Book Clubs are great way to bring together goal minded people who want to become better at something. It’s a fairly well understood idea and so the big decisions are usually around what book to read and how to meet and discuss.

I recommend picking a few book options and letting a group vote. Generally speaking you’ll probably get more involvement with more introductory-level books.

You’ll want to meet once a week to keep that social pressure on people to do their readings and homework. Consider a first meeting for social introductions and then work out a regular meeting time from there. One hour is usually good enough.

When it comes to the meeting itself try to have different members volunteer to “drive” the meeting. My own book clubs tend to scan over the chapters from that week and kick off discussions/questions.

Code Jams

This is something I know of more formally from the Game Jam concept but it can just as easily apply to general programming.

Over the course of a single weekend or week you pick a theme and/or a specific SDK. People then work on a demo, game or hack with that theme and SDK in mind. At the end of the event people present their work, with awards being handed out – the more cheesy the trophies the more sought after they are within a community.
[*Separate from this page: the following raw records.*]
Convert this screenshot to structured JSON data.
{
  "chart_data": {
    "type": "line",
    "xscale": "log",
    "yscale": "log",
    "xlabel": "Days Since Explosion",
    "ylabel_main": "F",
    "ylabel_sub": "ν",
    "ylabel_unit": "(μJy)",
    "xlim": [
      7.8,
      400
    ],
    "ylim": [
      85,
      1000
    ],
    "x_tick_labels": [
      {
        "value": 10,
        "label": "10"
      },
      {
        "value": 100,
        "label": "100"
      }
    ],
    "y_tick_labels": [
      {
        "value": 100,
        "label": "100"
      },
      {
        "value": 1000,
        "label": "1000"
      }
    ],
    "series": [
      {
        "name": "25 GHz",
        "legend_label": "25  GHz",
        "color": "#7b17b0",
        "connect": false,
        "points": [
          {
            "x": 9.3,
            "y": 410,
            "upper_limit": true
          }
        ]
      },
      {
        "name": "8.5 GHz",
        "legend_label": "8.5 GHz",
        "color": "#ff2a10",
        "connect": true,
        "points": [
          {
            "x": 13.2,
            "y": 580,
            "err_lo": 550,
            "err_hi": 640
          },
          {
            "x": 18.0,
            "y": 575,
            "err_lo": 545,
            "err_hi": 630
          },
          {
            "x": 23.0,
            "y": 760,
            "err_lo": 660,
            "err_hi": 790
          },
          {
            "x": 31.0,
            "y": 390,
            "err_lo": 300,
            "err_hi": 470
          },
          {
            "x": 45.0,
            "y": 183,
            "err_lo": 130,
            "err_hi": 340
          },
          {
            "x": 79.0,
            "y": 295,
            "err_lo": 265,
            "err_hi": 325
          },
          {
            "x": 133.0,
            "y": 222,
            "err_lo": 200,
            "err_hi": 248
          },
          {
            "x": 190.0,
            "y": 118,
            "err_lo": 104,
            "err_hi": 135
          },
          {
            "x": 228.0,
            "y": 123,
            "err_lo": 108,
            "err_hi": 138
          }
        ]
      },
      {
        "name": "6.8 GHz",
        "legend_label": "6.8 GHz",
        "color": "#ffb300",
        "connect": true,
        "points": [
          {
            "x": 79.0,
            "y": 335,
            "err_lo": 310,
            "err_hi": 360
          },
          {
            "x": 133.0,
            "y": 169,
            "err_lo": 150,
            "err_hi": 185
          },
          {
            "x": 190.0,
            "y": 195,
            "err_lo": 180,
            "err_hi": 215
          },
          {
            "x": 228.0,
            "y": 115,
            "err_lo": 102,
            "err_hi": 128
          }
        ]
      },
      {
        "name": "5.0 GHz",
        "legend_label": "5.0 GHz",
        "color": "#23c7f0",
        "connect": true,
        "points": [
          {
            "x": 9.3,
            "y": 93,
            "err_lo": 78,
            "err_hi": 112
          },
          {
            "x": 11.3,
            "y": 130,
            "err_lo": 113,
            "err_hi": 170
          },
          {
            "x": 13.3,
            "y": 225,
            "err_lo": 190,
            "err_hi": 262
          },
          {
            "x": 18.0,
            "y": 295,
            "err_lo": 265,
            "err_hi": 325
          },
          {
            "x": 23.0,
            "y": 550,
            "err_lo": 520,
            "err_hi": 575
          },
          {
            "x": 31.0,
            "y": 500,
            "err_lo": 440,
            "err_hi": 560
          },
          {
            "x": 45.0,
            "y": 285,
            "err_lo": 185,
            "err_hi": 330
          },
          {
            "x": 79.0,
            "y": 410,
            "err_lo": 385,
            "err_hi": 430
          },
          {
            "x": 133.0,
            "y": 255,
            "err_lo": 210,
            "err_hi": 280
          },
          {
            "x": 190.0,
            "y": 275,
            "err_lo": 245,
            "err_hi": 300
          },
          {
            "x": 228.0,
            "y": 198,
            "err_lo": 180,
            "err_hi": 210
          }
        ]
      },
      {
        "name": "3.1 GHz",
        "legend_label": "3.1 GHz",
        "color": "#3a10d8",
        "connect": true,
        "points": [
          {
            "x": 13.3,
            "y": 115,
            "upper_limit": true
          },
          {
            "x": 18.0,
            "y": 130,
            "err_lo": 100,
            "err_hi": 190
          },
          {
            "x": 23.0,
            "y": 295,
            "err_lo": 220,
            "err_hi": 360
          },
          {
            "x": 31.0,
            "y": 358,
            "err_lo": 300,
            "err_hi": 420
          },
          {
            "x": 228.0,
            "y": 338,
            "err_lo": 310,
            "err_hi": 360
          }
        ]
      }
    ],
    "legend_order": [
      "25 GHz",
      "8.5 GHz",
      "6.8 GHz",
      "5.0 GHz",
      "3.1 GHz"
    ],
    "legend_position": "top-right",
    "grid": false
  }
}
Some personal code jam style events I have fond memories of include MacHack, Iron Coder and Global Game Jam.

Architecture Craft Sessions

While Code Jams are more on the lighthearted side, these Architecture Craft Sessions are more about education through practice and peer review.

Pick a simple app idea (eg: tasks list, weather app, whatever). Everyone does a rough prototype or architecture outline for how they would build it out: the objects and types they would define, how they would interact, and why they are making these decisions. Something akin to an architecture decision record (ADR).

The event style would be advance notice of the app idea, then before the meeting each person would work on their prototype or outline in their own time. At the meeting they would come together to present what they’ve come up with. People can ask questions and offer feedback on the designs. It can take time to do a full code walk through so you might have to break up a larger group into smaller breakout groups to do this in a set amount of time.

The big idea is people get more experience with how to break down problems and design architectures that are SOLID and testable.

Pair Programming on Code Katas

I define the Architecture Craft Sessions above as more solo work and while some people prefer to build in isolation, there is also a lot to be said for pairing two people together. In particular pairing a junior person with someone more senior, even for an hour can lead to a ton of great observations for how people work.

To help define a path for this pairing we look to Code Katas.

A kata, or code kata, is defined as an exercise in programming which helps hone your skills through practice and repetition. Kata exercises vary from general to more complex algorithms and real life situations for you to try using your preferred programming language.

Remember that code katas are not quizzes or puzzles. You should not only try to ‘solve’ it, but find a very good solution, following best practices of the programming language you are using.

For more examples on Code Kata problems you can use check out:

https://github.com/gamontal/awesome-katas

Open Source Project Day

Rather than kick off a major new group open source project (which has a much larger time and energy commitment), pick a day and an existing open source project for your platform.

Kick off the day with an introduction to the open source project, it’s code and some good tasks for new contributors (simple bugs, documentations, more tests). Let people work async or in pairs, with shared group spaces for discussion or questions. At the end of the day people can demo the PRs they’ve built.

For people new to open source, match up mentors to teach how open source and pull requests work.

Any other ideas?

Those are few ideas from my own experiences. I’d love to hear if you have any more for a future update to this post.

Thanks, and best of luck with your technical meetup.